2. The involment of CD300 immunoreceptors in the pathogenesis of demyelinating processes.
   Multiple sclerosis (MS) is an inflammatory demyelinating disease of the central nervous system (SNS) that affects more than 2.5 million individuals worldwide. The first symptoms appear between 20 and 30 years and is the main neurological disease in young adults, with higher incidence in women. Although the mechanisms underlying MS pathogenesis are still unclear, it is well known that patients' blood-brain barrier allows the passage of macrophages and lymphocytes to the NHS thereby initiating an inflammatory process. This inflammatory response includes activation of microglial cells and autoimmune attack against white matter oligodendrocytes. We propose, based on previous experimental data, the study of the role of the CD300f in the pathophysiology of this disease. First, we are working in the identification of the physiological ligand for this receptor, that we know is expressed by certain cells in the SNS. Secondly, the analysis of the role of soluble forms of CD300f in the development of the disease by studying their expression in fluid samples of multiple sclerosis patients. Since activation of microglia and macrophages is critical in the development and expansion of MS lesions, the study of the mechanisms that regulate the activation of these cells may be of vital importance in the development of new therapeutic agents for the treatment of this disease.
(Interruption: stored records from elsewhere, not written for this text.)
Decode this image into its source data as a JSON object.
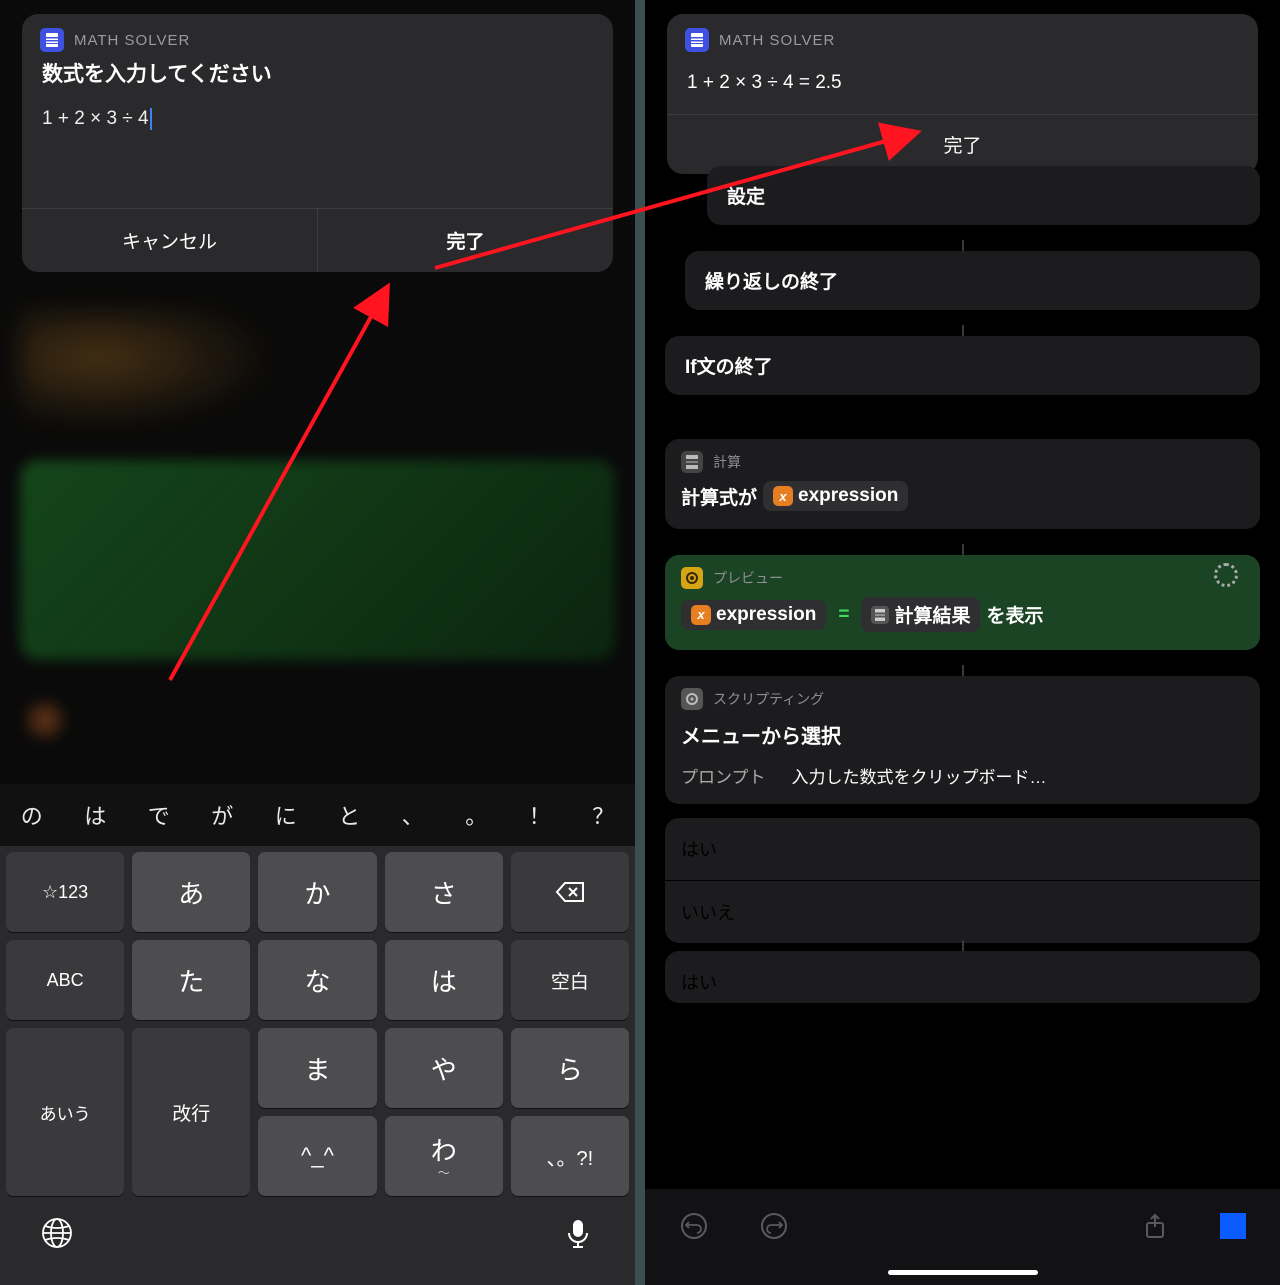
{
  "left": {
    "app_name": "MATH SOLVER",
    "dialog_title": "数式を入力してください",
    "expression_input": "1 + 2 × 3 ÷ 4",
    "cancel_label": "キャンセル",
    "done_label": "完了",
    "candidates": [
      "の",
      "は",
      "で",
      "が",
      "に",
      "と",
      "、",
      "。",
      "！",
      "？"
    ],
    "keys": {
      "star123": "☆123",
      "r1": [
        "あ",
        "か",
        "さ"
      ],
      "backspace": "⌫",
      "abc": "ABC",
      "r2": [
        "た",
        "な",
        "は"
      ],
      "space": "空白",
      "aiu": "あいう",
      "r3": [
        "ま",
        "や",
        "ら"
      ],
      "enter": "改行",
      "r4a": "^_^",
      "r4b": "わ",
      "r4c": "、。?!",
      "r4b_sub": "〜"
    }
  },
  "right": {
    "app_name": "MATH SOLVER",
    "result_text": "1 + 2 × 3 ÷ 4 = 2.5",
    "done_label": "完了",
    "actions": {
      "settei": "設定",
      "repeat_end": "繰り返しの終了",
      "if_end": "If文の終了",
      "calc_header": "計算",
      "calc_line_prefix": "計算式が",
      "expression_var": "expression",
      "preview_header": "プレビュー",
      "preview_equals": "=",
      "calc_result_var": "計算結果",
      "preview_suffix": "を表示",
      "scripting_header": "スクリプティング",
      "menu_title": "メニューから選択",
      "prompt_label": "プロンプト",
      "prompt_value": "入力した数式をクリップボード…",
      "yes": "はい",
      "no": "いいえ",
      "yes2": "はい"
    }
  }
}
3. Molecular and functional characterization of the family of immunoreceptors CD300.
   In the last years it has been shown the existence of a number of multigenic families of activating and inhibitory immune receptors belonging to the immunoglobulin superfamily. The physiologic ligand of some of these receptors has been identified, though the ligand of most of them still remains unknown. The importance of these receptors for the immune system regulation was revealed by showing that the dysfunction of some of them increases the susceptibility to autoimmune disorders in experimental models. Our main goal will be the molecular and functional characterization of a new family of activating/inhibitory immune receptors called CD300. This Novel immunoglobulin superfamily gene cluster map to a region of human chromosome 17q25 that has been linked to psoriasis susceptibility. The analysis of the structure, distribution and function of the members of this family of immune receptors may provide clues to understand the mechanisms involved in the development of autoimmune disorders.